OTRO SAN VALENTÍN
Este
año me he sentido un poco menos sola en mi sempiterna aversión por esta fiesta rancia
y hortera que, para mayor espanto, se ha apropiado de la hermosa palabra
“romanticismo” y la ha arrebatado del ámbito de las grandes pasiones para reducirla
al terreno confortable de la cena con velas, el previsible ramo de rosas y el
regalito de El Corte Inglés. Este año
(por primera vez en muchos), no me he encontrado a mis alumnos presas de la
excitación ni perdidos en miradas soñadoras, ni he presenciado cruce alguno de
mensajes, tarjetas ni flores. De hecho, no me habría dado cuenta de que era San
Valentín de no ser por dos iniciativas de carácter muy distinto que han traído
la fecha a mi memoria.
Cuando
subí la escalera de mi instituto ayer por la mañana, me encontré con que las
paredes que flanqueaban mi camino hasta el departamento de Lengua estaban
decoradas con carteles elaborados por los alumnos. Las destinatarias eran
claramente femeninas; los mensajes, consignas del tipo: «Antes de querer a nadie, tienes que quererte a ti». Esta frase en particular
resonó en mi interior como un aldabonazo. Pensé que, de haberme aplicado dicho
consejo desde la tierna edad de mis alumnas, otro gallo me habría cantado.
Había más carteles y más consignas que me animaban a valorarme, a no delegar en
el otro mi propia felicidad, a buscarme y encontrarme sin sentirme incompleta
por no tener pareja. Había, incluso, una caja con una ranura en la tapa y la
indicación: «Deposite
aquí sus micromachismos». Me fui a la primera clase de la mañana con una
feliz sensación de extrañamiento, en esa jornada de San Valentín sin flores,
ripios ni corazones de papel.
La
segunda nota disonante la protagonizaron los alumnos de la clase que tenía después del recreo. Había programada para esa hora una actividad extraescolar
para todos los primeros de Bachillerato que tendría lugar en el salón de actos.

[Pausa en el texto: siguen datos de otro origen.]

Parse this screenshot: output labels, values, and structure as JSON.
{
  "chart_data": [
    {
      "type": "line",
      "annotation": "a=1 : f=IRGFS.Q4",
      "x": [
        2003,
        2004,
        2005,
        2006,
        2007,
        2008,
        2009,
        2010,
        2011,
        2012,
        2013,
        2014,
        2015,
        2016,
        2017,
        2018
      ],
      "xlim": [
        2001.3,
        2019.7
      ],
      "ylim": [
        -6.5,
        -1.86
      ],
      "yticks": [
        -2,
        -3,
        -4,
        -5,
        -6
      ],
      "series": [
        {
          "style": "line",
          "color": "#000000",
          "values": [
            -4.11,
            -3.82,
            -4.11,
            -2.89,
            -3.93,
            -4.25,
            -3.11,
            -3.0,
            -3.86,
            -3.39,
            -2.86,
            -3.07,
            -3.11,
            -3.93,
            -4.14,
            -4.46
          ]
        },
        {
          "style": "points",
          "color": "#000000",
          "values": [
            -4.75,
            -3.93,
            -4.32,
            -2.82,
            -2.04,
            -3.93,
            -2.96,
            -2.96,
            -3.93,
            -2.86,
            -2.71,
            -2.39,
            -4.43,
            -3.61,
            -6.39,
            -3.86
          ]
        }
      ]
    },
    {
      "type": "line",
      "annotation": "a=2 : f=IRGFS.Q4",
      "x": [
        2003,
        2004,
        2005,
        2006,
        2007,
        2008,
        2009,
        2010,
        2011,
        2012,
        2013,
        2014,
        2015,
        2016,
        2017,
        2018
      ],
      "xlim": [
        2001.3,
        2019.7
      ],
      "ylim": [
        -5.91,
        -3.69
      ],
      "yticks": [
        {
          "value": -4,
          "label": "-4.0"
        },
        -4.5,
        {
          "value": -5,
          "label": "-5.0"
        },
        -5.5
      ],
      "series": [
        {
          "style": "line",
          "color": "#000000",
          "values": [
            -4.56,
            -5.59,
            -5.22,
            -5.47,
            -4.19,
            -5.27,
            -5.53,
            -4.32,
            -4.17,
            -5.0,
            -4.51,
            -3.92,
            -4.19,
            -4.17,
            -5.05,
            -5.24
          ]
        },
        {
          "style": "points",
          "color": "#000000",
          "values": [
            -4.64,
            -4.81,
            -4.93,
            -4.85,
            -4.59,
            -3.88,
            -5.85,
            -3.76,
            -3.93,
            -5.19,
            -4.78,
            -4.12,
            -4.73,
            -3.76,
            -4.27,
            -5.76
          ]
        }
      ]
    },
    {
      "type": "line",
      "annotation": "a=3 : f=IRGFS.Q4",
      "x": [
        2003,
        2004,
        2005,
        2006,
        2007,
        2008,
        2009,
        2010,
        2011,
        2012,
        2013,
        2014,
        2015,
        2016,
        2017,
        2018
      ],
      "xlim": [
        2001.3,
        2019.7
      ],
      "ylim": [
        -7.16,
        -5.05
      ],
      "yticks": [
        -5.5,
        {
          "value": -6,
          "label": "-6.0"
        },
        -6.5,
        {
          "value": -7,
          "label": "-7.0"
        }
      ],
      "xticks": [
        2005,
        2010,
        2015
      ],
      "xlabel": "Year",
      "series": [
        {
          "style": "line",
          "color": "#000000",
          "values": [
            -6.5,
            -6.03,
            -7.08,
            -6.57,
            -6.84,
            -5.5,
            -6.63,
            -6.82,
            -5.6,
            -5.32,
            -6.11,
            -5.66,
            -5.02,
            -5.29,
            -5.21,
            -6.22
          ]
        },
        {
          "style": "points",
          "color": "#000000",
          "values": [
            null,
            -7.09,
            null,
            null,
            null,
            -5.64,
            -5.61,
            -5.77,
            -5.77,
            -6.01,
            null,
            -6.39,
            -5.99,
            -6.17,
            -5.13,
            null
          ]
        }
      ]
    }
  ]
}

Cuando me dirigí a buscar a mi grupo para acompañarlo, me encontré con que no
había nadie en clase: habían bajado por su cuenta. Como suelo hacer, me quedé
unos instantes contemplando el aula vacía, saboreando esa peculiar melancolía
de los lugares habitados hasta hace unos instantes por un grupo humano,
especialmente si está compuesto por jóvenes bulliciosos. Entonces me fijé en el
dibujo que ocupaba una de las mitades de la doble pizarra.
He
de decir que no es extraño que la pizarra de esta clase aparezca decorada por
todo tipo de diseños e ilustraciones; se trata de un grupo de Artes Plásticas,
compuesto por alumnos que no pueden soltar el lápiz, ni siquiera cuando te
están escuchando con atención (cosa que hacen a menudo). Me ocurre con
frecuencia ir a escribir una oración o un dato en la pizarra y tener que borrar
un dibujo que yo no sería capaz de realizar ni aunque pusiera en ello todos mis
sentidos. Siento un gran peso en el corazón cada vez que elimino a golpe de
borrador una de estas muestras de arte efímero. Pero volvamos al dibujo que me
encontré ayer después del recreo. Era tan grande y yo estaba tan cerca de la
pizarra que tardé un poco en ver el conjunto y captar su sentido. Lo hice
cuando leí el cartel escrito al pie, en el que se leía el siguiente mensaje: «Sam va lentín». No habría entendido su significado de no ser
porque justo encima, dibujada con singular pericia, se veía la figura de un
hobbit que caminaba con su hatillo y su cayado, lanzando una petición escrita en
un bocadillo: «Espéreme,
señor Frodo». Frente a él, se
desplegaba un increíble diseño de líneas curvas y envolventes, en el que se
distinguía una amalgama de seres mágicos y monstruosos, como representación de
los peligros que el personaje se disponía a afrontar. Primero me quedé pasmada
por la habilidad del anónimo dibujante y después, cuando capté el doble sentido
de la escena, me eché a reír. Mi risa resonó en el aula vacía. Aquel Sam,
entrañable compañero de aventuras del buen Frodo de Tolkien, en efecto iba
“lentín”, a la zaga de su resuelto camarada. Lo que me sigue asombrando es el
mecanismo mental que produjo la asociación de los protagonistas de El señor de los anillos con la
celebración del día. Estos alumnos míos son los reyes de la vanguardia. Sam va lentín. Me voy a acordar de esta
fórmula todos los 14 de febrero que me queden por vivir. Y también del día de
San Valentín en que, por primera vez, me sentí un poco menos divergente.